KILGORE - School Superintendent Jody Clements told Kilgore trustees Monday that he would prepare a resolution to join districts suing the state over education financing.

No action was taken as the school chief presented information on four lawsuits demanding lawmakers remake funding laws to adequately and equally pay for each child's education.

However, comments by board members indicated a likelihood Kilgore ISD could join the legal fray that's already drawn Longview, Big Sandy, Gladewater, Harleton, Leverett's Chapel and other Northeast Texas districts.

"If we don't join in the process, we're not holding up what we preach," Trustee Dereck Borders said, after noting he and other board members consistently ask taxpayers to let their voices be known to lawmakers in Austin.

He added his opposition to sitting on the sidelines while other districts fight.

"It's not really right for my neighbor to foot the whole bill and me sit back and get the full benefit of it."

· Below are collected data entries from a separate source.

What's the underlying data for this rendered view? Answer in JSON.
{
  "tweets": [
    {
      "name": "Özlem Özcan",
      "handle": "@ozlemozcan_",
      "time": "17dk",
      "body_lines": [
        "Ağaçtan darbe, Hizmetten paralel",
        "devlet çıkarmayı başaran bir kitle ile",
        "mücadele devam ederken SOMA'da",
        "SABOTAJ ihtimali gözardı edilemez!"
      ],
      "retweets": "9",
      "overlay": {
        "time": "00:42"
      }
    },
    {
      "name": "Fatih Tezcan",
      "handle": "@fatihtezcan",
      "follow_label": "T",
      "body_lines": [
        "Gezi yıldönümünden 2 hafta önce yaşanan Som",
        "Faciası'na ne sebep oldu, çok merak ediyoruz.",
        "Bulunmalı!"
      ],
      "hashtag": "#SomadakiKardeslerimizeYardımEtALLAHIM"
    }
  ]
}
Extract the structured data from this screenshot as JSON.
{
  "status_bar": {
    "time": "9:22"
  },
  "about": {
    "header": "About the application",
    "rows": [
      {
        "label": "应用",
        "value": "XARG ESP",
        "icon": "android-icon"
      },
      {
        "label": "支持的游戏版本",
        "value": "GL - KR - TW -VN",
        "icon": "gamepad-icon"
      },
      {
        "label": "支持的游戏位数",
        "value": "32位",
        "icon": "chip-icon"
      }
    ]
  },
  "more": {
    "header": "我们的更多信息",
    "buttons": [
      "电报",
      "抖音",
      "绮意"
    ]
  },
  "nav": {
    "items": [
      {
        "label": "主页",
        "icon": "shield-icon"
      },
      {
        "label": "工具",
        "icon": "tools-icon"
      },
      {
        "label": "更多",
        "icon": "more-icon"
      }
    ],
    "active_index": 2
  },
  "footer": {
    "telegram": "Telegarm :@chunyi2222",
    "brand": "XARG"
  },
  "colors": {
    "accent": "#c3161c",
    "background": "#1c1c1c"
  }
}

Of the four lawsuits, one brought by the nonprofit, Equity Center, includes the most school district plaintiffs, Clements told the board. That lawsuit would ask Kilgore to pay a one-time joining fee of $5,480 - the fee based on the amount each district spend per student and a crux of the Equity Center's complaint because it varies widely throughout the state.

There are 407 districts in the suit filed by the Equity Center, which also brought the lawsuit that brought down the unequal funding plan in place during the nineties.

"At the next board meeting, we'll have a resolution ready for you," Clements told the board.

The board on Monday also agreed to sell $4.2 million in bonds as part of the $55 million bond program voters approved to rebuild several campuses.

Most of the bonds, $41.2 million already have been sold, said Doug Whitt with financial firm, Southwest Securities. Whitt said the newer portion of the bonds are being handled as Qualified School Construction Bonds which locks in zero percent interest.

Clements later reported that early work, clearing land and preparing sites, continues on schedule. He also said he would bring trustees a policy to consider that would govern how they handle unplanned change orders from contractors.